Other physicians point out that the recertification process can be gamed. "Doctors are smart individuals, and if they intend to keep doing things the way they're doing them, they'll find a way to keep their board certification," says Reinbold. "It doesn't necessarily mean it's going to change their behavior."

The boards are divided on how to deal with gaming. The American Board of Internal Medicine plans to do random audits of charts that physicians have reviewed themselves, at least in the testing phase. In contrast, the American Academy of Family Physicians—which will have input into the ABFP performance measures—doesn't feel it needs to audit physicians, since the purpose of reviewing one's own charts is not to pass a test but to improve care, says Henley.

The American Board of Pediatrics is more concerned about gaming but isn't relying on chart audits, either. Instead, it's working with the American Academy of Pediatrics to form local collaboratives of doctors. They'll deter gaming by having peers look at a doctor's chart data before it's submitted. And they'll encourage physicians to collaborate on quality improvement.

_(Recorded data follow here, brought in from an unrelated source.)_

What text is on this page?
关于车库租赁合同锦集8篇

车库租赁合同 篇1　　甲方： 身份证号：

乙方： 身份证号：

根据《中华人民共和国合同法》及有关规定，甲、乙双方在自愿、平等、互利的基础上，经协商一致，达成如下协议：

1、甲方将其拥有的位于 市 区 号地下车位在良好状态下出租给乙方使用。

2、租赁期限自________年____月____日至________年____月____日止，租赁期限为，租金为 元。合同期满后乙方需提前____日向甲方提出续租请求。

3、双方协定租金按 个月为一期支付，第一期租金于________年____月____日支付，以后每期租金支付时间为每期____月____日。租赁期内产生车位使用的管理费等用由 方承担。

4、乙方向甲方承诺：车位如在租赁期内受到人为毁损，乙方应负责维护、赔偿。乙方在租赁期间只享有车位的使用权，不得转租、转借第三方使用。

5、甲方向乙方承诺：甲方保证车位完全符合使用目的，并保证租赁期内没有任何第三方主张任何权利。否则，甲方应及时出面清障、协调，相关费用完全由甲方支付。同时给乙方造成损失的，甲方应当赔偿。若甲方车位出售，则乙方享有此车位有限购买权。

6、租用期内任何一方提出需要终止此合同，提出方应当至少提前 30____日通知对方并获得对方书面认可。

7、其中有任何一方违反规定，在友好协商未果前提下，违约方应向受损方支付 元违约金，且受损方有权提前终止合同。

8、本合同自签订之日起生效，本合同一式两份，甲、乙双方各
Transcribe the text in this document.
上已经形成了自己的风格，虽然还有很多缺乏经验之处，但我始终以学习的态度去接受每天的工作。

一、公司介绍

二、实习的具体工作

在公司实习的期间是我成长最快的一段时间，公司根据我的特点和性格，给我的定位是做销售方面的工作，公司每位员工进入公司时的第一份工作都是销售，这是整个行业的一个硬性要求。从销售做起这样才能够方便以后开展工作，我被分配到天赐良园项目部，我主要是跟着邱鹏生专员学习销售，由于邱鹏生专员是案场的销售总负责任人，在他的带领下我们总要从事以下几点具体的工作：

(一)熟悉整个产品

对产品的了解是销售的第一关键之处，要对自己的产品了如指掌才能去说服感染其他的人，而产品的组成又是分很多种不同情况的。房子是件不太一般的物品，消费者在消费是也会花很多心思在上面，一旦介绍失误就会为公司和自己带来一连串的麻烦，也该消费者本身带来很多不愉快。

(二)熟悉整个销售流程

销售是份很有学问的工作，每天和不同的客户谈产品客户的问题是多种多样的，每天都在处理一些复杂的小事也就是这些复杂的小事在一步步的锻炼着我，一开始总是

"Physicians don't like being told what to do," notes pediatrician Paul V. Miles, vice president for quality improvement and assessment in pediatric practice for the ABP. "But they do like working together to improve the health of kids."

Those physicians who feel they're being forced to jump through hoops to ferret out a few "bad apples," Miles adds, misunderstand the boards' concept. "The boards have adopted a quality improvement approach where the standard for practice performance is asking physicians to demonstrate that they can assess and systematically improve the quality of care they and their care team deliver. This is in contrast to an inspection approach that would have someone come into their practice to try to measure their quality of care. It changes the focus from trying to find 'bad apples' to developing tools and systems that help physicians improve care."

Henley feels physicians should view the new recertification process as a learning tool rather than a burden. "It allows doctors to assess where they are and compare their care to that of their peers, and show improvement as they move toward the expected norms. And when they go through that type of learning process, care will improve over time."

Regarding the extra work that family physicians are being asked to do, Henley says it's "likely" that their preparation for self-assessment exams and their practice-based learning projects will qualify for CME credit.

In the long run, the ABMS hopes the new recertification process will upgrade the level of medical practice by reducing practice variations, notes Sheldon D. Horowitz, the organization's associate vice president. "I think doctors want to do well and want to take good care of patients," he says. "If you show how they could do better, physicians would get closer to the standard of care."


Ken Terry. Board recertification gets tougher. Medical Economics Nov. 21, 2003;80:29.